Союн не удержался от ругани.
Нет, лицо не было ему знакомым. Но...
Младшая из двух его старших сестер, Лараана, погибла вместе с родителями, когда ей едва исполнилось четырнадцать. К ней уже сватались, причем приезжали из других Кланов, прослышав о ее невероятной красоте. Мать решительно сказала, что не отдаст дочь, пока ей не сравняется хотя бы семнадцать, но это не останавливало женихов: заваливали подарками, просили припомнить через три года. «Такое лицо бывает раз в десять поколений, — говорила бабушка, любуясь внучкой. — Идеальные пропорции! Очертания — ровный овал, суженный книзу; лоб высокий и гладкий, глаза широкие и выразительные, брови — крутые арки, губы как лук, уши как раковины... На ней можно рисовать учиться!»
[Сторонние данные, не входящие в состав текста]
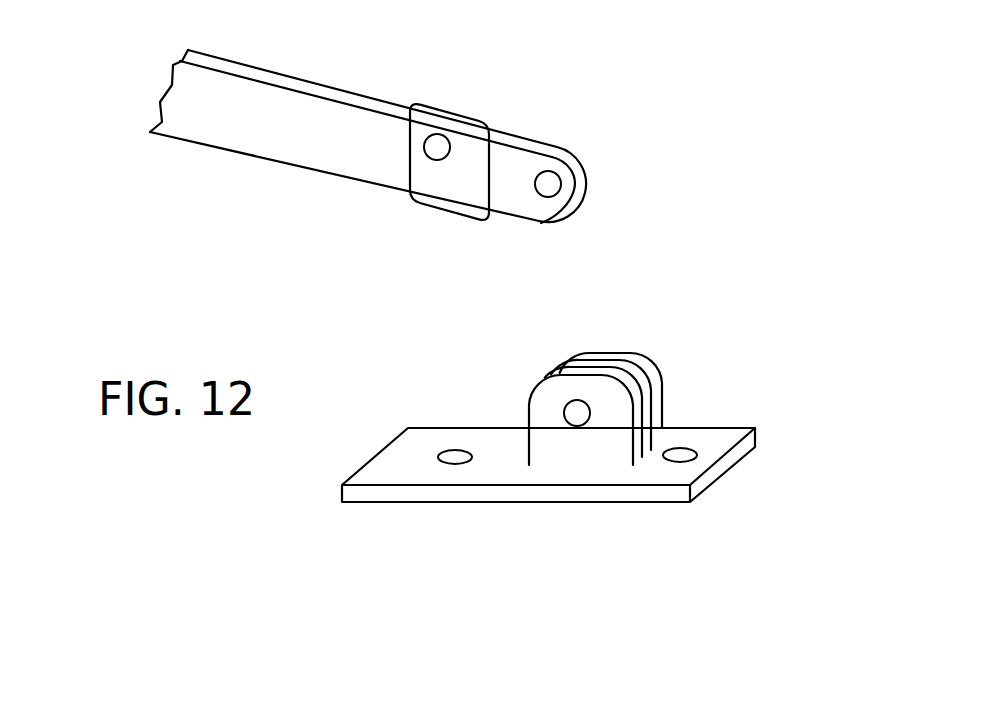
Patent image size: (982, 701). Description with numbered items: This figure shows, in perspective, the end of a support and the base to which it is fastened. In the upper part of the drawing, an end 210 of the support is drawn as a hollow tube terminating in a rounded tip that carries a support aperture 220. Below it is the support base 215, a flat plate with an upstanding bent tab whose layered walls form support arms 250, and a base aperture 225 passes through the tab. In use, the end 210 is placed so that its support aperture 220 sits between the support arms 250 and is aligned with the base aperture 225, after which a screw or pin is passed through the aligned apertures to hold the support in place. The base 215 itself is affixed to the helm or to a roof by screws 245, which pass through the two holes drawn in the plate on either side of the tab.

The end of support 210 is at (484, 105).
The support aperture 220 is at (556, 185).
The support base 215 is at (578, 445).
The base aperture 225 is at (575, 418).
The screws 245 is at (458, 455).
The support arms 250 is at (536, 391).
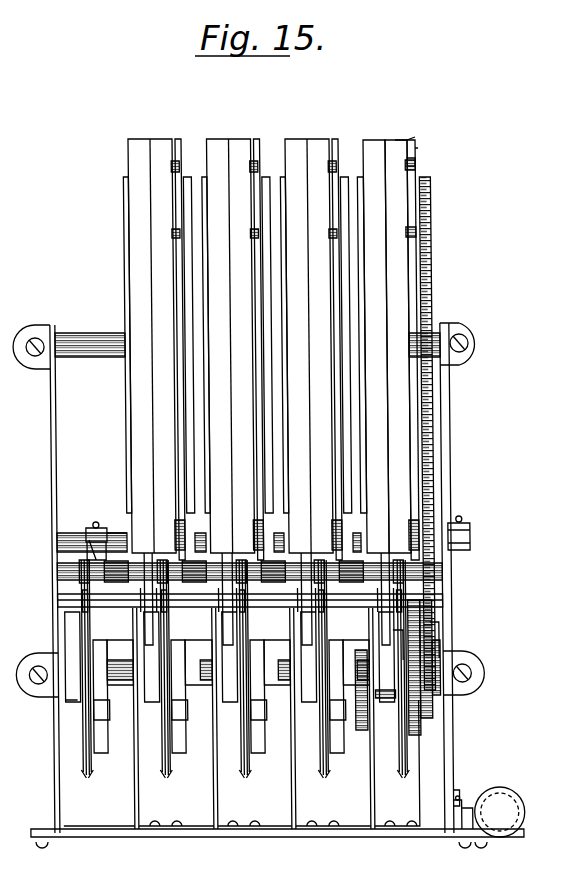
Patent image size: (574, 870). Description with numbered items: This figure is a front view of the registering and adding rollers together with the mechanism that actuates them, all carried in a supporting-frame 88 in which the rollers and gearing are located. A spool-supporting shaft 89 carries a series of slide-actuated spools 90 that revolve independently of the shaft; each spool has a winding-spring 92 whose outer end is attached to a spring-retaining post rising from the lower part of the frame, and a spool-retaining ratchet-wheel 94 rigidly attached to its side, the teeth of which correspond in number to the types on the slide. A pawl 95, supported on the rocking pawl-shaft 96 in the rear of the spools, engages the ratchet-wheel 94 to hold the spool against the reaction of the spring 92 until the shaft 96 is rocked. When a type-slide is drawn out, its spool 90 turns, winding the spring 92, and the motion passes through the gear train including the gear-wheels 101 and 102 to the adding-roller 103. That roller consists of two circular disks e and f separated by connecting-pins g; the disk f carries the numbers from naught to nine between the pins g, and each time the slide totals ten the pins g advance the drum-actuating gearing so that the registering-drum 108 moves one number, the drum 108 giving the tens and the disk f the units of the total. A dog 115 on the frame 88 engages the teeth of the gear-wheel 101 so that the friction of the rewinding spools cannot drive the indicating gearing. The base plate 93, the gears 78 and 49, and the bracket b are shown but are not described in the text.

The registering-drum 108 is at (380, 142).
The indicating disk f is at (401, 130).
The adding-roller 103 is at (414, 140).
The circular disk e is at (420, 148).
The connecting-pins g is at (415, 163).
The gear-wheel 102 is at (430, 210).
The supporting-frame 88 is at (447, 423).
The pawl 95 is at (86, 540).
The rocking pawl-shaft 96 is at (116, 534).
The gear-wheel 101 is at (430, 553).
The dog 115 is at (434, 630).
The spool-supporting shaft 89 is at (238, 679).
The winding-spring 92 is at (72, 700).
The slide-actuated spools 90 is at (243, 676).
The spool-retaining ratchet-wheel 94 is at (362, 730).
The base plate 93 is at (290, 812).
The gear wheel 78 is at (427, 712).
The gear 49 is at (435, 694).
The bracket b is at (461, 799).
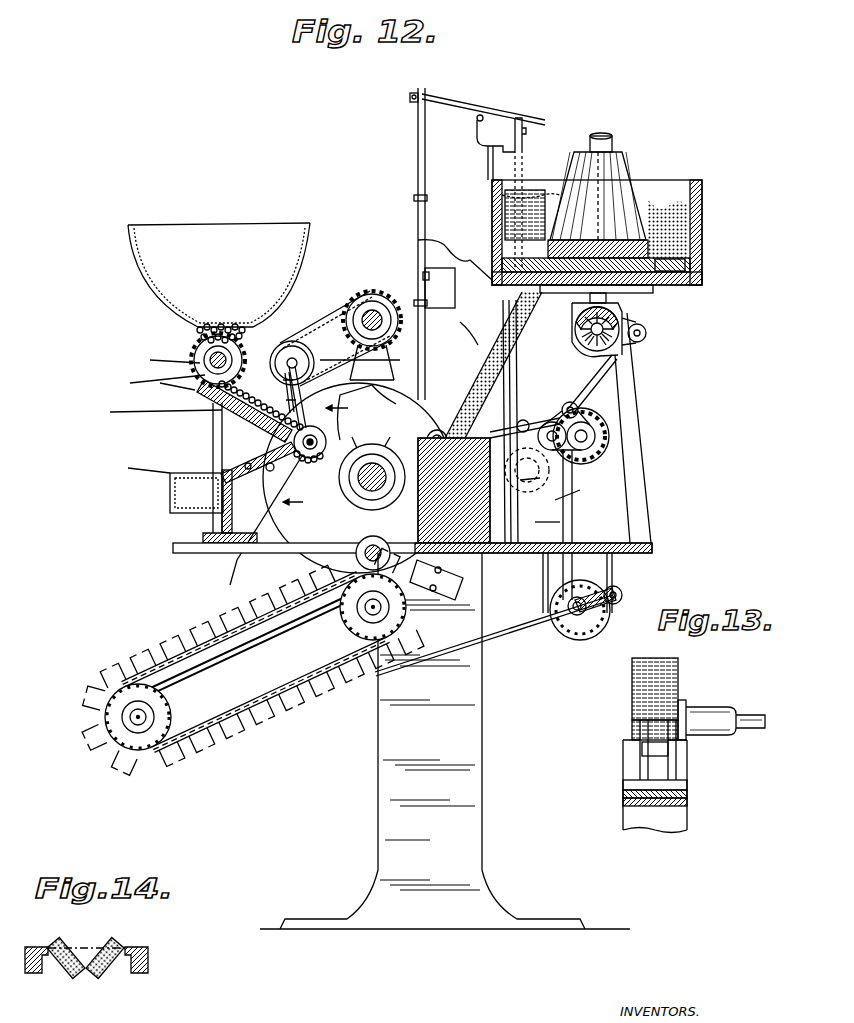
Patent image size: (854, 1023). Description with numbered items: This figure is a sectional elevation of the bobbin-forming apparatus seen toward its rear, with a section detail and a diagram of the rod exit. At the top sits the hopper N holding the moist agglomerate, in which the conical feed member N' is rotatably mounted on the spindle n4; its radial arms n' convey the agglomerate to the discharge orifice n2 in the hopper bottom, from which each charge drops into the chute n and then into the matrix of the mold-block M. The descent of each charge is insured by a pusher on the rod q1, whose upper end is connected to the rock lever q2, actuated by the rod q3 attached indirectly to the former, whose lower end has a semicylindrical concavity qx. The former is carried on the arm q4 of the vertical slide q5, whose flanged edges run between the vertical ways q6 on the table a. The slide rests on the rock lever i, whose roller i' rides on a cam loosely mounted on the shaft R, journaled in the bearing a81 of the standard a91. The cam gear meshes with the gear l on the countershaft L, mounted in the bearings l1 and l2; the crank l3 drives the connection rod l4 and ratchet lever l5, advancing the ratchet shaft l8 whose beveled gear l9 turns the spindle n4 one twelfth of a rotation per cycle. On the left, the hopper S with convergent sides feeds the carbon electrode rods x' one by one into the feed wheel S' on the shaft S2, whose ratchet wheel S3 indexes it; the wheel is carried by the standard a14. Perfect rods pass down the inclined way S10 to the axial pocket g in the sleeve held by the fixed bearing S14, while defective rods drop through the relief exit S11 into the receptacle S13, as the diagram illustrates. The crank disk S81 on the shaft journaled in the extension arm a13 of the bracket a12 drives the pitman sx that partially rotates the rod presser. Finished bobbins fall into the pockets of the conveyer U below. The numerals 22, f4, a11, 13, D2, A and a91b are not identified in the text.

In FIG. 12, the hopper S is at (219, 277).
In FIG. 13, the hopper S is at (671, 699).
In FIG. 12, the carbon electrode rods x' is at (252, 376).
In FIG. 14, the carbon electrode rods x' is at (86, 967).
In FIG. 12, the feed wheel S' is at (228, 360).
In FIG. 13, the feed wheel S' is at (637, 749).
In FIG. 12, the shaft S2 is at (164, 357).
In FIG. 13, the shaft S2 is at (752, 730).
In FIG. 12, the ratchet wheel S3 is at (151, 381).
In FIG. 12, the relief exit S11 is at (180, 411).
In FIG. 13, the relief exit S11 is at (642, 748).
In FIG. 14, the relief exit S11 is at (55, 972).
In FIG. 12, the inclined way S10 is at (222, 422).
In FIG. 13, the inclined way S10 is at (648, 772).
In FIG. 14, the inclined way S10 is at (140, 972).
In FIG. 12, the receptacle S13 is at (196, 493).
In FIG. 12, the standard a14 is at (133, 465).
In FIG. 12, the crank disk S81 is at (293, 343).
In FIG. 12, the pitman sx is at (284, 410).
In FIG. 12, the arm 22 is at (258, 443).
In FIG. 12, the axial pocket g is at (305, 458).
In FIG. 13, the axial pocket g is at (680, 796).
In FIG. 12, the fixed bearing S14 is at (252, 523).
In FIG. 12, the gear f4 is at (368, 302).
In FIG. 12, the belt a11 is at (348, 318).
In FIG. 12, the bracket a12 is at (373, 355).
In FIG. 12, the extension arm a13 is at (374, 412).
In FIG. 13, the extension arm a13 is at (714, 707).
In FIG. 12, the direction arrows 13 is at (326, 456).
In FIG. 12, the semicylindrical concavity qx is at (377, 441).
In FIG. 12, the rod q3 is at (402, 244).
In FIG. 12, the rock lever q2 is at (470, 108).
In FIG. 12, the rod q1 is at (528, 124).
In FIG. 12, the arm q4 is at (443, 255).
In FIG. 12, the vertical slide q5 is at (425, 305).
In FIG. 12, the vertical ways q6 is at (463, 325).
In FIG. 12, the gear l is at (492, 245).
In FIG. 12, the hopper N is at (690, 229).
In FIG. 12, the radial arms n' is at (729, 269).
In FIG. 12, the conical feed member N' is at (611, 179).
In FIG. 12, the spindle n4 is at (620, 235).
In FIG. 12, the discharge orifice n2 is at (492, 367).
In FIG. 12, the ratchet shaft l8 is at (620, 310).
In FIG. 12, the ratchet lever l5 is at (646, 333).
In FIG. 12, the beveled gear l9 is at (650, 345).
In FIG. 12, the connection rod l4 is at (605, 385).
In FIG. 12, the countershaft L is at (600, 436).
In FIG. 12, the crank l3 is at (578, 410).
In FIG. 12, the rock lever i is at (525, 409).
In FIG. 12, the roller i' is at (454, 435).
In FIG. 12, the shaft R is at (530, 470).
In FIG. 12, the bearing a81 is at (520, 490).
In FIG. 12, the standard a91 is at (540, 520).
In FIG. 12, the bearing l1 is at (560, 499).
In FIG. 12, the disk D2 is at (358, 478).
In FIG. 12, the mold-block M is at (412, 495).
In FIG. 12, the table a is at (372, 477).
In FIG. 12, the chute n is at (376, 546).
In FIG. 12, the column A is at (445, 741).
In FIG. 12, the conveyer U is at (250, 664).
In FIG. 12, the bracket a91b is at (436, 580).
In FIG. 12, the bearing l2 is at (498, 614).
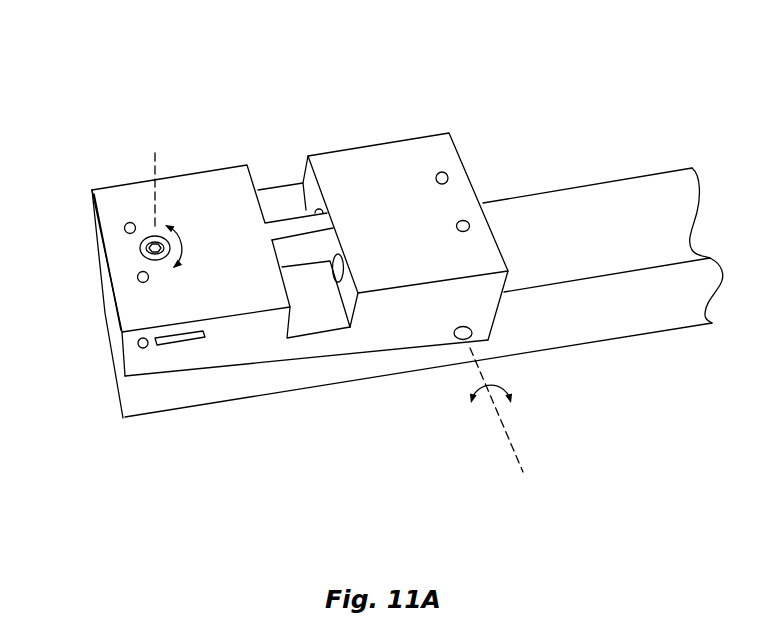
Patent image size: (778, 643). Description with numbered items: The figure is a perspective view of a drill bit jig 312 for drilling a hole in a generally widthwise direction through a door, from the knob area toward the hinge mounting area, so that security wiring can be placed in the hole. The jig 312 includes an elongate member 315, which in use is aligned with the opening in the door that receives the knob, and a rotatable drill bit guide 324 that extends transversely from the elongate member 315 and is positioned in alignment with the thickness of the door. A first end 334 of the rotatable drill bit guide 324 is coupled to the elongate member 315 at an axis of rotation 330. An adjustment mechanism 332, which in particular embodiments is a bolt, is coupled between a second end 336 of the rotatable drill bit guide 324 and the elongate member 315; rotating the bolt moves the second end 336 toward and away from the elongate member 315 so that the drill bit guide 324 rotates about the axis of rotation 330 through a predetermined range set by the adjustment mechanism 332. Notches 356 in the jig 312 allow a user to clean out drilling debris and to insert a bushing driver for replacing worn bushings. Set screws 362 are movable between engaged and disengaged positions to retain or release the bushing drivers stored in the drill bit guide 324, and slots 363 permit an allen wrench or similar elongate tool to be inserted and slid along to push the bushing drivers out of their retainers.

Даже перед смертью бабушка вспоминала Лараану: «Вся красота с ней ушла!»
Вот это лицо было такое же. Почти совершенное в своей соразмерности, а потому похожее на лицо его сестры — и в то же время совершенно иное. Рука Союна снова стиснула бич.
Нужно ударить. Эти твари всегда лгут.
Союн знал, что драконы способны менять облик — но обычно они притворялись тиграми, бизонами, иногда — баснословными морскими зверями (если верить тем Кланам, что жили у моря). Ходили байки и насчет людей: якобы драконицы любили баловаться с человеческими мужчинами, потому что не рожали от них детей, но тешились ласками.
— Пощади, охотник... — сказал ребенок изменившимся голосом: теперь он был тоньше и выше, чем раньше, безошибочно детский, человеческий. Даже, пожалуй, девчоночий.
«А ведь можно и не убивать, — подумал Союн. — Оставлю в лесу — оно и подохнет».